In this paper, we study the role of shear-induced migration and particle-induced normal stresses in the formation and stability of a particle-laden, gravity-driven shallow flow. We first examine the modification of the base-state Nusselt flow due to the underlying microstructure, how shear-induced migration leads to viscosity stratification. We inspect the development of the base state via the boundary layer formation in the ‘shallow’ limit and find a reduction in entrance length with increasing bulk particle concentration and an increase in entrance length with increasing Péclet number (
$Pe_p = \dot {\gamma } a^2 / D_0$
, where
$\dot{\gamma}$
is the average shear rate, a is the particle size and
$D_0$
is the single particle diffusivity).

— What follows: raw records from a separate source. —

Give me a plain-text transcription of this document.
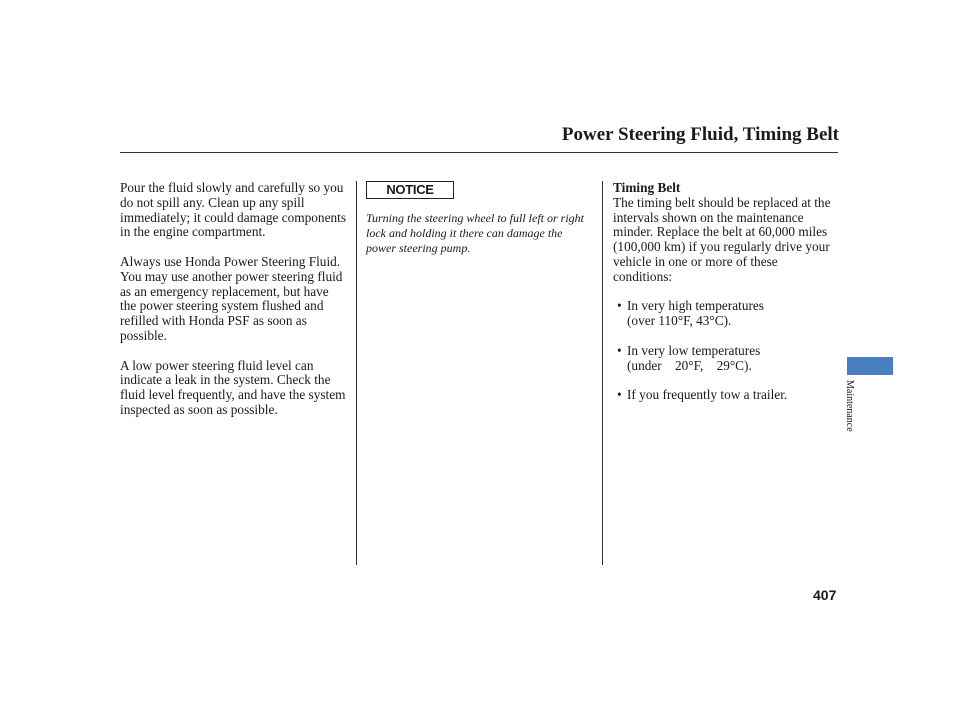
Power Steering Fluid, Timing Belt

Pour the fluid slowly and carefully so you do not spill any. Clean up any spill immediately; it could damage components in the engine compartment.

Always use Honda Power Steering Fluid. You may use another power steering fluid as an emergency replacement, but have the power steering system flushed and refilled with Honda PSF as soon as possible.

A low power steering fluid level can indicate a leak in the system. Check the fluid level frequently, and have the system inspected as soon as possible.

NOTICE
Turning the steering wheel to full left or right lock and holding it there can damage the power steering pump.
Timing Belt

The timing belt should be replaced at the intervals shown on the maintenance minder. Replace the belt at 60,000 miles (100,000 km) if you regularly drive your vehicle in one or more of these conditions:

• In very high temperatures
(over 110°F, 43°C).
• In very low temperatures
(under    20°F,    29°C).
• If you frequently tow a trailer.	Maintenance
407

A linear stability analysis is then performed on the fully developed state to identify two modes of instability typically found in gravity-driven falling films – the long-wave surface and the short-wave shear modes. We find that when the associated Péclet number is
$Pe_p \ll 1$
, increasing bulk particle volume fraction delays the onset of instability for both the surface mode and shear mode. However, with
$Pe_p = {O}(1)$
, we find an enhancement in both modes of instability. We also find that, beyond a critical Péclet number, for a fixed particle volume fraction, the surface mode is unstable even in the absence of fluid inertia. The enhanced destabilisation is attributed to the combined effects of base-state viscosity stratification and momentum forcing via particle concentration perturbations. We also show that the physics behind the enhancement of instability is independent of the choice of the constitutive model used to describe the dynamics of the particle phase, provided the chosen model has elements of shear-induced migration.